Hyundai technical director François-Xavier Demaison told DirtFish that Hyundai has three development jokers left to spend this year but he doesn’t intend to use them for any performance gains.
“Most of the jokers this year will be used for reliability development, to improve the reliability so there will not be much performance out of it, “Demaison said.
“We don’t want to rush it, so go through the proper validation period. If you homologate something, it’s really bringing performance and reliability.
“We made the choice to say ‘OK this year, don’t try to rush something and use it only on two rallies’. Just use these two extra months and make sure that it’s an improvement.
“But we have jokers next year, two more next year, where we will push to the maximum the weight-saving and try to do the second loop of weight-saving which you normally do in the normal development period and save weight.
“And today we, it’s not a secret, we’re still overweight so it’s really painful for an engineer to be in that situation.”
One of Hyundai’s key areas of attention this year will likely be the propshaft, which failed four times on Esapekka Lappi’s car on June’s Safari Rally Kenya.

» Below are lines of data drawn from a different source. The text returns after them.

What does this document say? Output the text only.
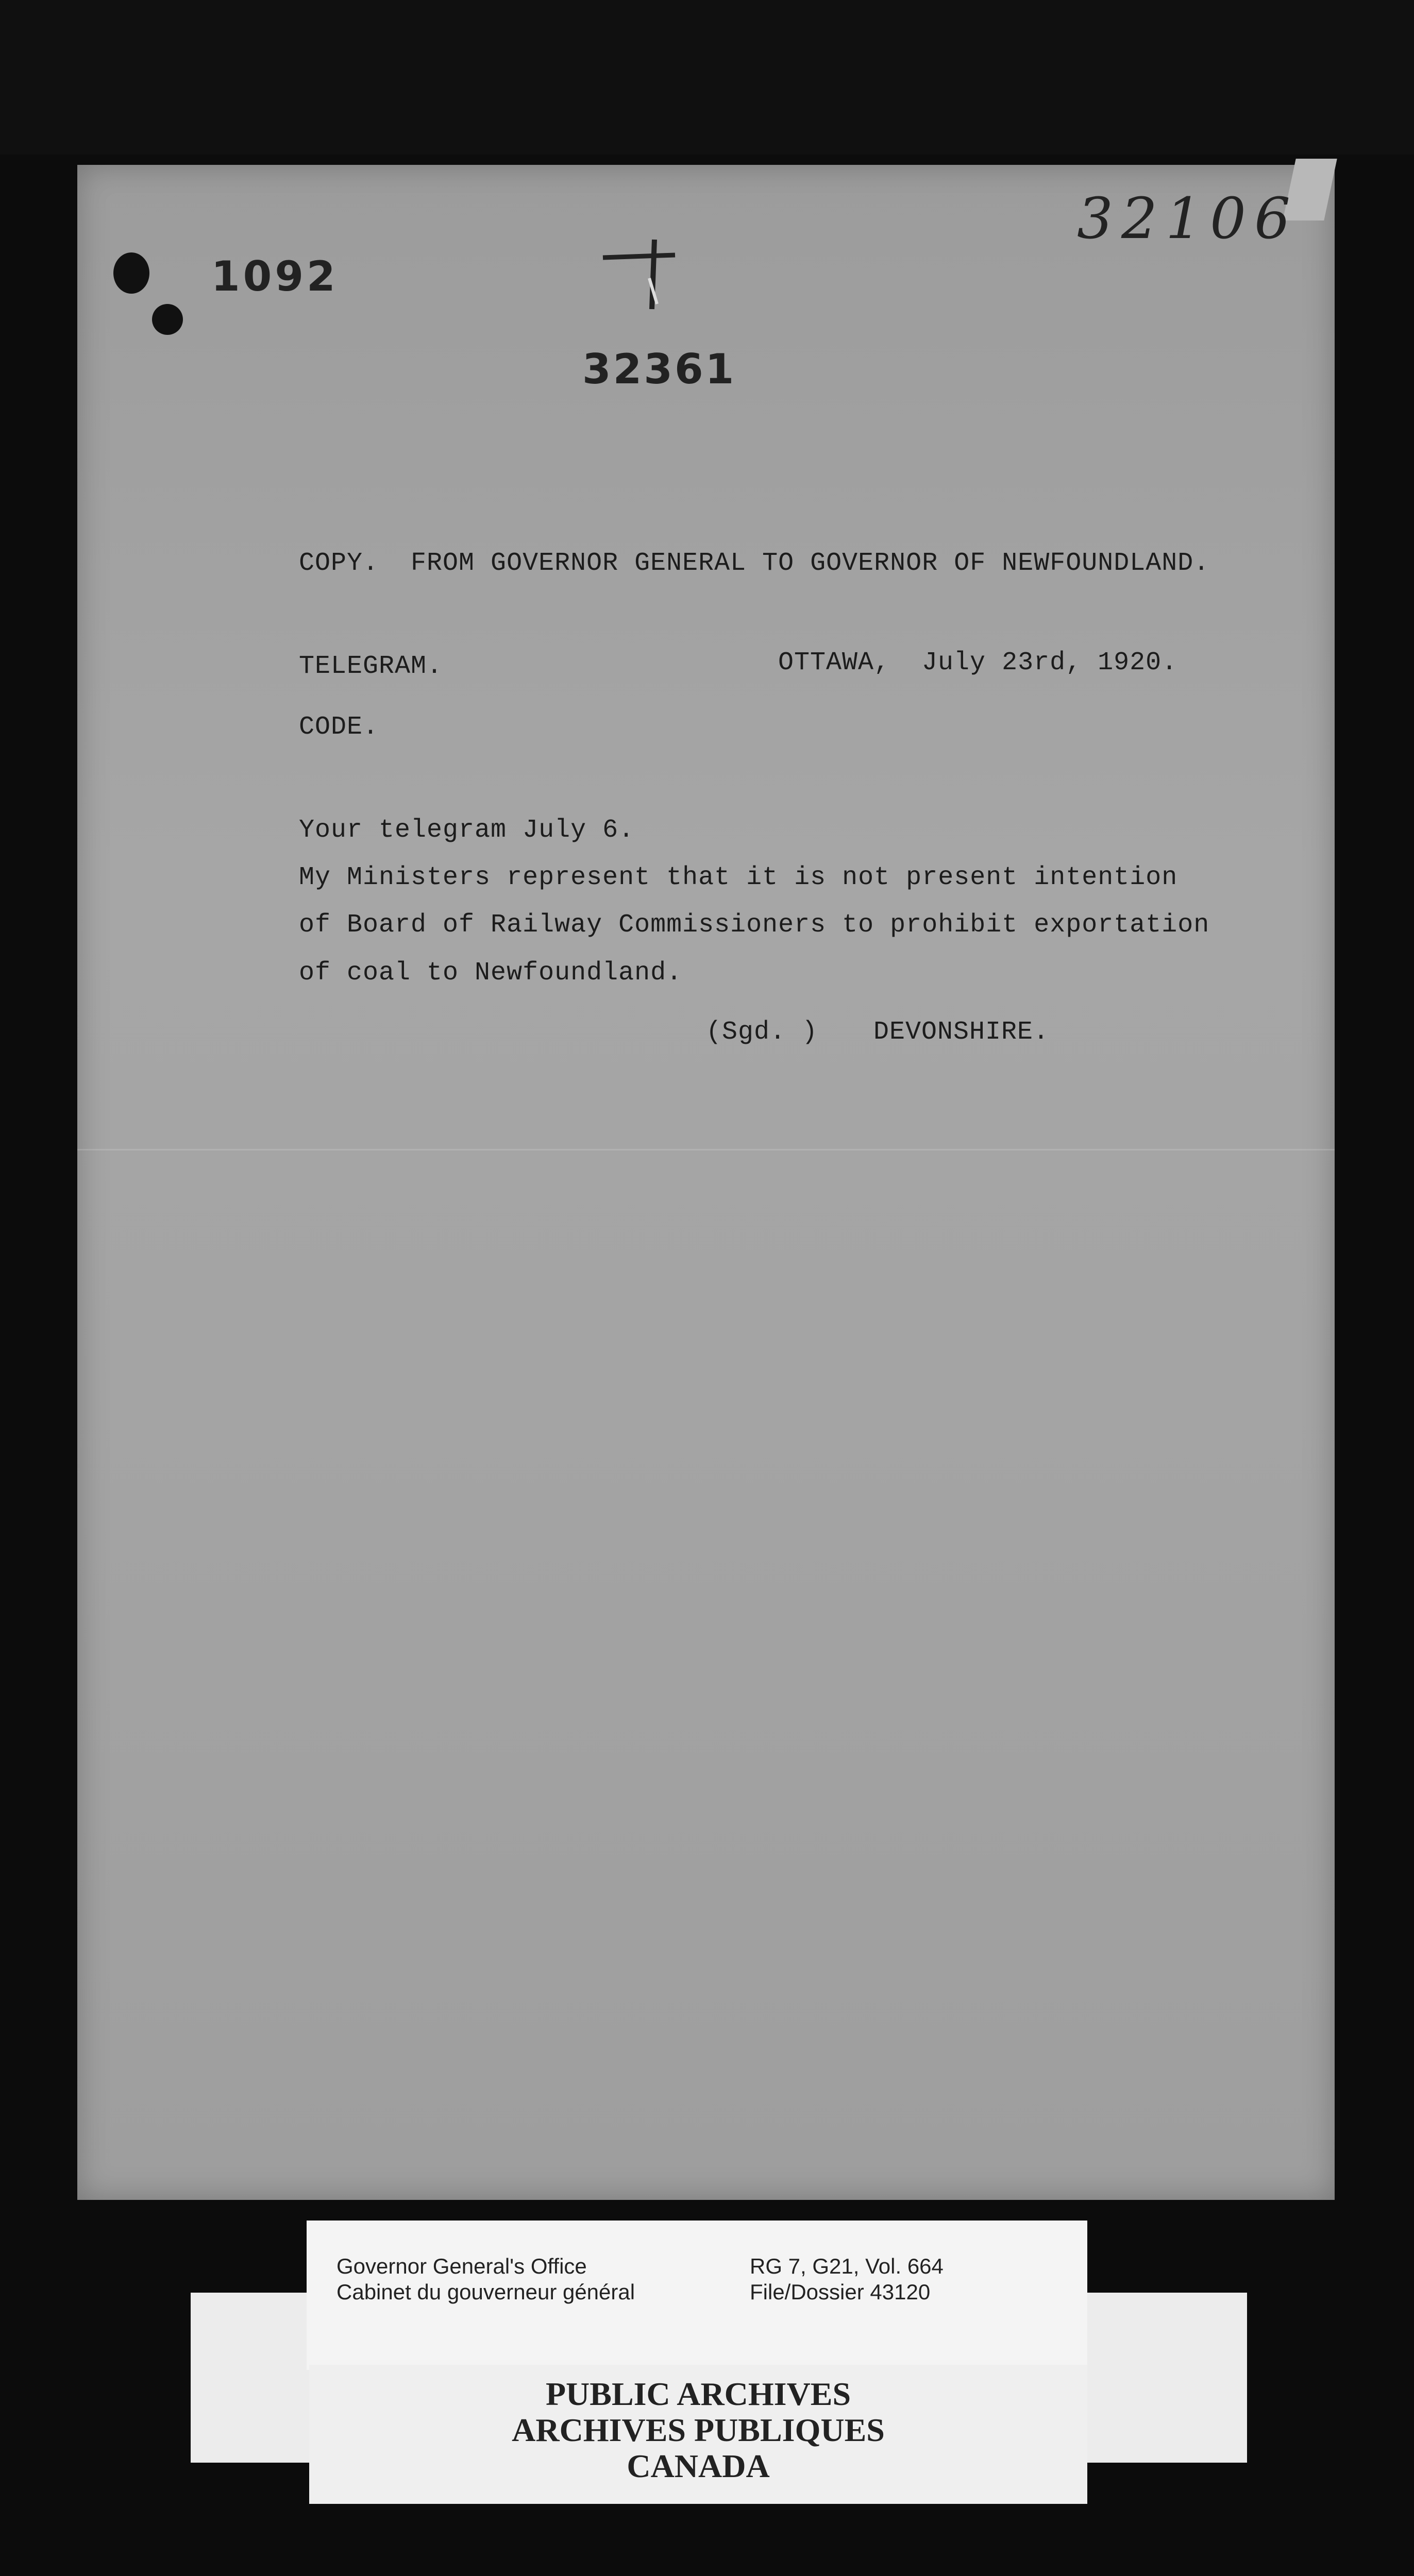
32106
1092
32361
COPY.  FROM GOVERNOR GENERAL TO GOVERNOR OF NEWFOUNDLAND.
TELEGRAM.	OTTAWA,  July 23rd, 1920.
CODE.
Your telegram July 6.
My Ministers represent that it is not present intention
of Board of Railway Commissioners to prohibit exportation
of coal to Newfoundland.
(Sgd. ) DEVONSHIRE.
Governor General's Office
Cabinet du gouverneur général
RG 7, G21, Vol. 664
File/Dossier 43120
PUBLIC ARCHIVES
ARCHIVES PUBLIQUES
CANADA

Lappi suggested to DirtFish that nothing has changed on the car since then.
“I guess one of the biggest topics is still the propshaft thing we had in Safari, or what I had in Safari,” he said. “But there will be a change for this anyway coming.”
However Hyundai’s next major performance update won’t be until the 2024 Monte Carlo Rally – a situation which frustrates Neuville who feels WRC teams should have more freedom to develop their cars.
“It’s the regulation. I guess that manufacturers were pushing for that [a limited number of jokers] in the beginning,” Neuville told DirtFish.
“[But] I think with the current management that we have, they deeply regret because anyhow we are spending millions and millions every year, so a few more or less won’t make a big difference I don’t think – not for those two manufacturers involved in the championship.
“So yeah, somehow we are penalized, the competition is less and the championship is less interesting.
“Somehow I think there needs to be a rethink of those regulations.”